Google's Android design guide is designed to help programmers help users.
(Credit:
screenshot by Stephen Shankland/CNET)
Google doesn't reject apps from the
Android Market just because they're ugly.
But that doesn't mean the company doesn't care--especially now that
Matias Duarte has seized the spotlight as director of Android user
experience. So, absent the banhammer, Google is trying gentler
persuasion to get others besides itself to care about designs that look
and work well in the Ice Cream Sandwich era.
For that reason,
Google released an Android design guide for ICS, aka Android 4.0. As my colleague
Kent German observes,
Google's accommodating ways have led to an inconsistent user experience
and varying app quality; perhaps this guide lead programmers down the
One True Path.
Perhaps programmers should know intuitively that they should present
alerts with short, direct, informal prose. Or that a long press now
means select an item, not trigger a menu of actions. Perhaps, but I
doubt it. If nothing else, there's an army of new programmers jumping
into mobile coding who need all the help they can get.
Programmer
Dion Almaer called the Android guide "Much-needed help to make sure your ice cream sandwich doesn't melt all over your users."
Mission accomplished?
Duarte, in an
interview in Wired, called the guide the second part of the ICS launch and said, "I can feel like it's finished. Like ICS is truly complete."

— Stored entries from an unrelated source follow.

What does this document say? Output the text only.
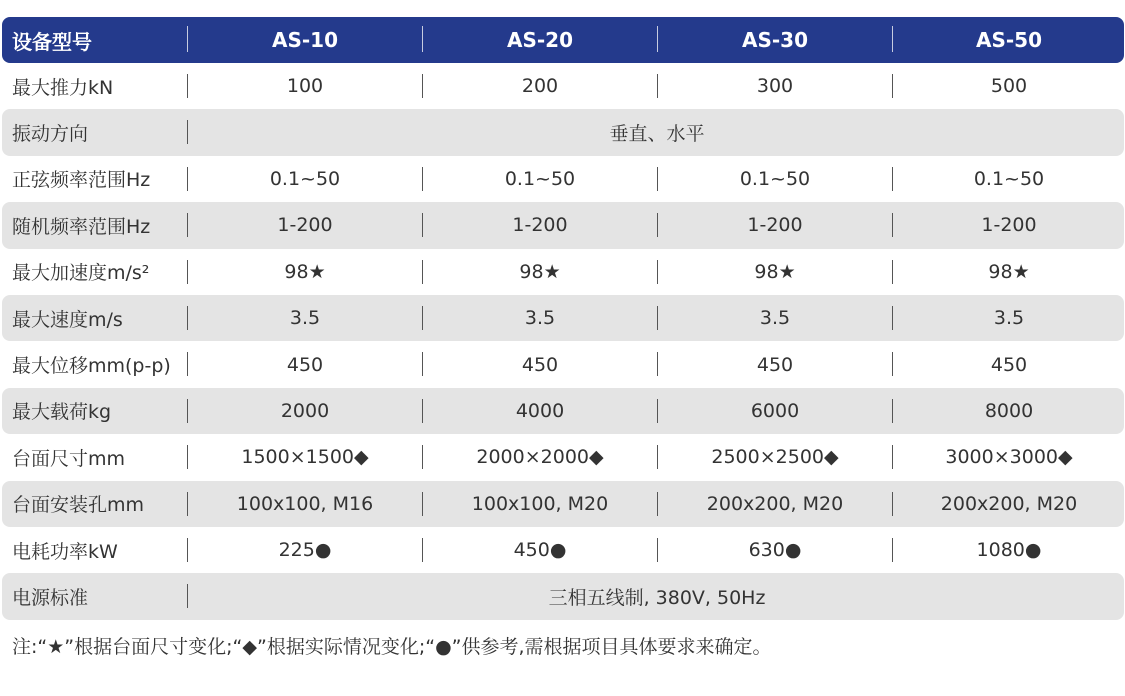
设备型号	AS-10	AS-20	AS-30	AS-50
最大推力kN	100	200	300	500
振动方向	垂直、水平
正弦频率范围Hz	0.1~50	0.1~50	0.1~50	0.1~50
随机频率范围Hz	1-200	1-200	1-200	1-200
最大加速度m/s²	98★	98★	98★	98★
最大速度m/s	3.5	3.5	3.5	3.5
最大位移mm(p-p)	450	450	450	450
最大载荷kg	2000	4000	6000	8000
台面尺寸mm	1500×1500◆	2000×2000◆	2500×2500◆	3000×3000◆
台面安装孔mm	100x100, M16	100x100, M20	200x200, M20	200x200, M20
电耗功率kW	225●	450●	630●	1080●
电源标准	三相五线制, 380V, 50Hz
注:“★”根据台面尺寸变化;“◆”根据实际情况变化;“●”供参考,需根据项目具体要求来确定。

Complete? There's only one phone shipping that uses it, and Samsung's
Galaxy Nexus is expensive. The design guide is helpful, but coaxing
programmers to implement its tenets is another matter altogether. Even
eager coders will require time to adjust to the new look.
Google doesn't want any iOS-style or Windows-style objects creeping into Android apps.
(Credit:
Google)
Maybe Duarte meant that Google has completely laid the Android 4.0 foundations. Because in the real world, ICS has barely begun.
Duarte has been making the rounds last year ever since Google released
Android 4.0 trying to convince the world that good design is a priority
for Google and that it will pay off for those in the Android world. A
public-relations road show is only so helpful, though.
Ice Cream Sandwich has won praise as the best Android version to date,
but ICS' success hinges on more than just the apps and underlying OS
that Google has released: People spend a lot of time using third-party
apps. The guide could help make Android more consistent and easier to
use--and therefore more competitive with Apple's iOS.
There's plenty of vagueness in the guide: "Make the user feel safe,
happy, and energized," for example, or, "Android apps empower people to
try new things and to use apps in inventive new ways."
But a certain amount of aspirational guidance is perfectly appropriate,
and the guide has lots of more concrete advice, too, for things like
when to display notifications and
sizing elements with density-independent pixels (dp).
What's Android's back button supposed to do? Google explains.
(Credit:
screenshot by Stephen Shankland/CNET)
Room for improvement
I still see plenty of room for improvement. I can see people being
confused whether they should look to the navigation bar and action bars
to get things done. I've found the back button handy on Android, but it
behaves unpredictably for me sometimes, and there's no forward button to
undo your action. Now ICS introduces the
up button as well as the back button,
only the up button points left, not up. Perhaps Google should have gone
all the way and ditched the back button altogether. Perhaps the idea of
dropping the original design so completely in favor of something so
iOS-like stuck in Google's craw.
Well, at least programmers have a better idea of what to do. Overall, the guide is helpful as a resource for programmers.
Perhaps as important, it tells users that Google is trying to help them, too.